“You already know these things, dear friends. So be on guard; then you will not be carried away by the errors of these wicked people and lose your own secure footing” (2 Peter 3:17 NLT).
While on a short hike behind my daughter’s house, she needed to go back to the house for a quick errand and left me with her two small children, expecting to meet back up with us further down on the trail. Overweight and overconfident—eager to prove my athletic ability to my grands—I saw no challenge ahead. We hiked a little further until we came to a stream. Before I could warn the kids not to cross it, they hopped over like rabbits in a garden.
While the nimble children could leap small hurdles in a single bound, Super Grandma was not so agile. I examined the stream, and the rocks seemed stable enough. However, half way across, I lost my footing and fell into the water, hitting my head against one of the boulders.
A few minutes later, my daughter returned to find the kids hovering over me, faces gray, worried Grandma had been broken. Though the situation could have resulted in more serious consequences, fortunately, besides a slight bruise, the only damage was to my pride and a slight headache.

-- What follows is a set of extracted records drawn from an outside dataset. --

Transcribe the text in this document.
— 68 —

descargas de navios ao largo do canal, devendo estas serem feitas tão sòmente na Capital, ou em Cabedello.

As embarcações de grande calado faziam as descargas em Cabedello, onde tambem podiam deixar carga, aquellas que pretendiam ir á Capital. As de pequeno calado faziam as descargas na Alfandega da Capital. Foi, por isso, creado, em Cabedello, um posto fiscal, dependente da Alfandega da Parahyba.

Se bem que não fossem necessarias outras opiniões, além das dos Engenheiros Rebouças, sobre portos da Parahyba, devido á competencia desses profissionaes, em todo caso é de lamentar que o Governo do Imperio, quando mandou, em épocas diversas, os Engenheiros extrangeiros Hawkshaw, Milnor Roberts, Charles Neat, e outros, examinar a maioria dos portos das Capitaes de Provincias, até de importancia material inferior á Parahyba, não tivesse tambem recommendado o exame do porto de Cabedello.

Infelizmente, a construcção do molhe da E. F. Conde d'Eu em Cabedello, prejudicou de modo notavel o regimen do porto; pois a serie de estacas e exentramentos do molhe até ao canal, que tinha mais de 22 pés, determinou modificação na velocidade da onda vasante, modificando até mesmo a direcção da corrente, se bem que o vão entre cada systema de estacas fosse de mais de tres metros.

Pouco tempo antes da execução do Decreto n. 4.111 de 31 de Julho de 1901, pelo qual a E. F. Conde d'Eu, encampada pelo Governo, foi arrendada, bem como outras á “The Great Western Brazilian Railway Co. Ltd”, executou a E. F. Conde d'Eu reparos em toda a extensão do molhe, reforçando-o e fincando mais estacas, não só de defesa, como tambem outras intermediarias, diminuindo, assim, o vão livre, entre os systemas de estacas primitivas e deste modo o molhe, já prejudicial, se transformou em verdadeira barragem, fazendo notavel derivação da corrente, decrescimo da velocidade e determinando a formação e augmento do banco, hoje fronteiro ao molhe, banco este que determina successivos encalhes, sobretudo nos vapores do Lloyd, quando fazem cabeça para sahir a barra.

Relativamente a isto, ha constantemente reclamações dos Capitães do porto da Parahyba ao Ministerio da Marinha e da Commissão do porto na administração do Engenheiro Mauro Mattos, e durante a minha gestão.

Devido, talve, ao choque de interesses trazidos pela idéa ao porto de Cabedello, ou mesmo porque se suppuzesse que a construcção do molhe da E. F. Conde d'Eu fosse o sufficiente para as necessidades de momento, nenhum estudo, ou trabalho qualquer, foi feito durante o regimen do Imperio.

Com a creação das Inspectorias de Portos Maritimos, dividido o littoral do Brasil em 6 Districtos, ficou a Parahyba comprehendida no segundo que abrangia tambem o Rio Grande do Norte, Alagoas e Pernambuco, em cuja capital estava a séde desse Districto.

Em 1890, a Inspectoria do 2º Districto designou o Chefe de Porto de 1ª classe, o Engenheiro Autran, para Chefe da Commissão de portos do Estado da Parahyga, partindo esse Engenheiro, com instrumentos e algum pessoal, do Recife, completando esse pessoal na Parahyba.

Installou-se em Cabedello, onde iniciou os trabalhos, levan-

As I recalled this event, I was reminded of my tendency to face spiritual obstacles with the same arrogance. If my confidence is not appropriately placed, how easy it is to lose my footing.
The word translated footing in the scripture above is “steadfast” in the KJV. The HCSB says “own stability.” The Amplified Version expands the concept of steadfastness—of mind, knowledge, truth, and faith. The Greek Word translated in these versions is stereoma, denotes “something established” or “stability.”
Peter warns that when we listen to false teachers, false counsel, and false adages, we are at risk of losing our stability. We cross our spiritual streams with a false sense of security.
The Believer’s Commentary’s notation on this verse states: “It is easy for the unsuspecting to be swept off their feet by the error of the wicked and to lose their spiritual balance.”
We are easily fooled by spiritual imitators, those whose counsel seems legitimate, perhaps the newest “advice” on the spiritual bandwagon, and the wisdom sounds perfectly sane and reasonable. However, we fail to give the advice a litmus test against God’s word or we forget to seek advice from the perfect counselor, The Holy Spirit, who abides within the believer. We become overconfident in our own knowledge, experiences, and judgments. We find ourselves in a stream of disappointment, perhaps spiritually bruised.
We are equally in peril if we cross feeling insecure as when we run full speed ahead with self-assuredness. Overcoming obstacles is the work of a sure foundation, rooted in faith, knowing who walks beside us, who has forged the way ahead, and who has secured out feet.
I have learned, through various humbling experiences, that my spiritual confidence is not achieved through deeds, experiences, or even my finite understanding, but rather through faith and walking with God in the Spirit. “Let us then approach the throne of grace with confidence, so that we may receive mercy and find grace to help sustain us in our time of need” (Hebrews 4:16 NIV).